Field	Format	Description
role	String	This will be the same role as specified in the request
accessToken	String	An encrypted token to use for subsequent API requests
refreshToken	String	The refresh token is used when there is a need to increase the expiry time of an accessToken

HTTP Response Codes

The payment method API may return the following HTTP Response Codes:

HTTP Status Code	Name	Description
200	Success	This indicates that the request has been successful.
400	Bad Request	This indicates that that an error occurred in the request.

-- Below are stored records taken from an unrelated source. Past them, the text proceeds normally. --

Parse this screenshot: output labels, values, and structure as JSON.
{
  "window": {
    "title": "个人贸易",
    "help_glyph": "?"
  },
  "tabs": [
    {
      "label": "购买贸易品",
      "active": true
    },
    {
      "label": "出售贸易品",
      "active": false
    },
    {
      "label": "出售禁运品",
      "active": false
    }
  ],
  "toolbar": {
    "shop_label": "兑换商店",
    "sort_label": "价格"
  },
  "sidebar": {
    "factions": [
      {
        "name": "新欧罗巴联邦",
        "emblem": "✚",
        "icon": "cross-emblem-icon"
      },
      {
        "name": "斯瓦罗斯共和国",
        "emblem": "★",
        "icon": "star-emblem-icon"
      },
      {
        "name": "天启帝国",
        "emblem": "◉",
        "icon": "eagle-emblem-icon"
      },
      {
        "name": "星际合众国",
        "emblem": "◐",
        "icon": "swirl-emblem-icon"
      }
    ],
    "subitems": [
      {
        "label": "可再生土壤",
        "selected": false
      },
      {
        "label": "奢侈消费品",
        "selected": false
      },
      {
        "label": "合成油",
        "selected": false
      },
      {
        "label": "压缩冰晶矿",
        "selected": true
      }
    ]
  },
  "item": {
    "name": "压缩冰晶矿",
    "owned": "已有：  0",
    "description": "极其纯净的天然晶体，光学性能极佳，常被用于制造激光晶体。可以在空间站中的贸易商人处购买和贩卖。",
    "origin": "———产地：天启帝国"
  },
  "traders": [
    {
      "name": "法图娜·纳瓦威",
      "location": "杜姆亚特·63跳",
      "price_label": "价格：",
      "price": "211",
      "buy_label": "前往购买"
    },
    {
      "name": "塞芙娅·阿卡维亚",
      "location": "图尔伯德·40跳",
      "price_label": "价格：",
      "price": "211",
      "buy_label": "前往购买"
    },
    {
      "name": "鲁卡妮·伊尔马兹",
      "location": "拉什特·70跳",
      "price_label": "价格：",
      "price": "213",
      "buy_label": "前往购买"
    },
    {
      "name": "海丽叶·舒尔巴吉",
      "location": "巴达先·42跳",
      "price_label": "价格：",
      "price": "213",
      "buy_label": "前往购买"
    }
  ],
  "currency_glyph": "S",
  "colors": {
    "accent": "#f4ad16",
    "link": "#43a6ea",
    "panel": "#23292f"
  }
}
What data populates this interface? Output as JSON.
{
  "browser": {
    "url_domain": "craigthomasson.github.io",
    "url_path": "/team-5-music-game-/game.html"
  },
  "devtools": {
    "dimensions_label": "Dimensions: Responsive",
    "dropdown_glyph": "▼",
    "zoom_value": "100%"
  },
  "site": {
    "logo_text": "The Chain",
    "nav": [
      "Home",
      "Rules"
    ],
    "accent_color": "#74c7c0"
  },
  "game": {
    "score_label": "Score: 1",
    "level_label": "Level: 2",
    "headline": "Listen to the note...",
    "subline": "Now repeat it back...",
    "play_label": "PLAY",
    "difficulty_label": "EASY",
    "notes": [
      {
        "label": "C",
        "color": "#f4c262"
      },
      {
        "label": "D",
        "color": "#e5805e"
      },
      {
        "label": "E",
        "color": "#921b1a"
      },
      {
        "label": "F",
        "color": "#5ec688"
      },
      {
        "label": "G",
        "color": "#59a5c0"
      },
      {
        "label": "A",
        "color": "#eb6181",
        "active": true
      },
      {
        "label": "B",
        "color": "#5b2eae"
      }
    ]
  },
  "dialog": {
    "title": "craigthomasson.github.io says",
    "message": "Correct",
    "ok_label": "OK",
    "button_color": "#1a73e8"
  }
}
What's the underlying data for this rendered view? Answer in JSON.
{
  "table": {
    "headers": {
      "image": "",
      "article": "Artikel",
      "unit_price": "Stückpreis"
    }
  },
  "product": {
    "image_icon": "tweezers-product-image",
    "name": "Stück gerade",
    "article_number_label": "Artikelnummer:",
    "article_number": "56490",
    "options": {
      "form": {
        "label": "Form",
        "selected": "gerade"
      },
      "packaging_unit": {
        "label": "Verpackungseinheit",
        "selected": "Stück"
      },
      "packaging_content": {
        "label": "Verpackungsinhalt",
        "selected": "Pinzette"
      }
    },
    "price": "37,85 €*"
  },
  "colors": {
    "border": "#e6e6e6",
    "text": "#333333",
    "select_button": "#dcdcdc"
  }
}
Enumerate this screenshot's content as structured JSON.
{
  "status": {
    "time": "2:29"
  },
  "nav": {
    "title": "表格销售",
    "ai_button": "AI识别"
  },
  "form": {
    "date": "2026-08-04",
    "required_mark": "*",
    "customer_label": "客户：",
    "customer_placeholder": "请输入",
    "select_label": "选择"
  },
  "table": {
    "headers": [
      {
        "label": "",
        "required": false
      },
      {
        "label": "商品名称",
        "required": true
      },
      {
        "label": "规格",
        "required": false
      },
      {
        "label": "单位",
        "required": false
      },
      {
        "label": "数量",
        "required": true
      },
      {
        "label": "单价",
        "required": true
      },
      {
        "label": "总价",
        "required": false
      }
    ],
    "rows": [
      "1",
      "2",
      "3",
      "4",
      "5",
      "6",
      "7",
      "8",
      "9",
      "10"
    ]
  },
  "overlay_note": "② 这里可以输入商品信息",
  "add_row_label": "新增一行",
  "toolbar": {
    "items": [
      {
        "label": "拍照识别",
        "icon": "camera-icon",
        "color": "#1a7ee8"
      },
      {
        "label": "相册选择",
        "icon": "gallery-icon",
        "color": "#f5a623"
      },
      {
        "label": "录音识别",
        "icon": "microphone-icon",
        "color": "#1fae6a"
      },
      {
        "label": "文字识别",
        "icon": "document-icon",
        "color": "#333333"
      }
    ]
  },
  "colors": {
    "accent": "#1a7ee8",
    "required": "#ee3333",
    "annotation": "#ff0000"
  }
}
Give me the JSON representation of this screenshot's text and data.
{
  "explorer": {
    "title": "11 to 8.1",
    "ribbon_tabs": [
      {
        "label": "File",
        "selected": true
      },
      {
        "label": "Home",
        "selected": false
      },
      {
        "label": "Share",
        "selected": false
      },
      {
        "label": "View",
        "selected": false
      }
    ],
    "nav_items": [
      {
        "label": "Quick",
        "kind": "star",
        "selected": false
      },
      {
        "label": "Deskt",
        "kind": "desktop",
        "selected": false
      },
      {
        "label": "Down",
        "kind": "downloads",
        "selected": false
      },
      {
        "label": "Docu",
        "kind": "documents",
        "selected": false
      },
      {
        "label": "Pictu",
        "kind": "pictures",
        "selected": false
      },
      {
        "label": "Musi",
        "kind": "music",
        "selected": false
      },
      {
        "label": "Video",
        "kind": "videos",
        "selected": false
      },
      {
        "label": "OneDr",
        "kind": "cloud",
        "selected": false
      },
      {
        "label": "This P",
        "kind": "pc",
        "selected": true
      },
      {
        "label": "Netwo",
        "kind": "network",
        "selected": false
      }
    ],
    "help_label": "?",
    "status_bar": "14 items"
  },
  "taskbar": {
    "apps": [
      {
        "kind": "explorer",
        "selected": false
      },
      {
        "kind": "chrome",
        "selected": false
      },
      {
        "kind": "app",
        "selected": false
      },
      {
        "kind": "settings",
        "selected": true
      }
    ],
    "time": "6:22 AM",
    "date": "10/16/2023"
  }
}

See Handling Error Codes
401	Unauthorized	The incorrect role value was used The incorrect `API Key` and `API Secret` combination was used (see Configuring API Credentials )
403	Forbidden	The incorrect `API Key` and `API Secret` do not have the appropriate permissions to make the request
429	Too Many Requests	The Partner is sending too many requests to this endpoint and will be rate limited

Error Handling

See Handling Error Codes for more details on handling error responses.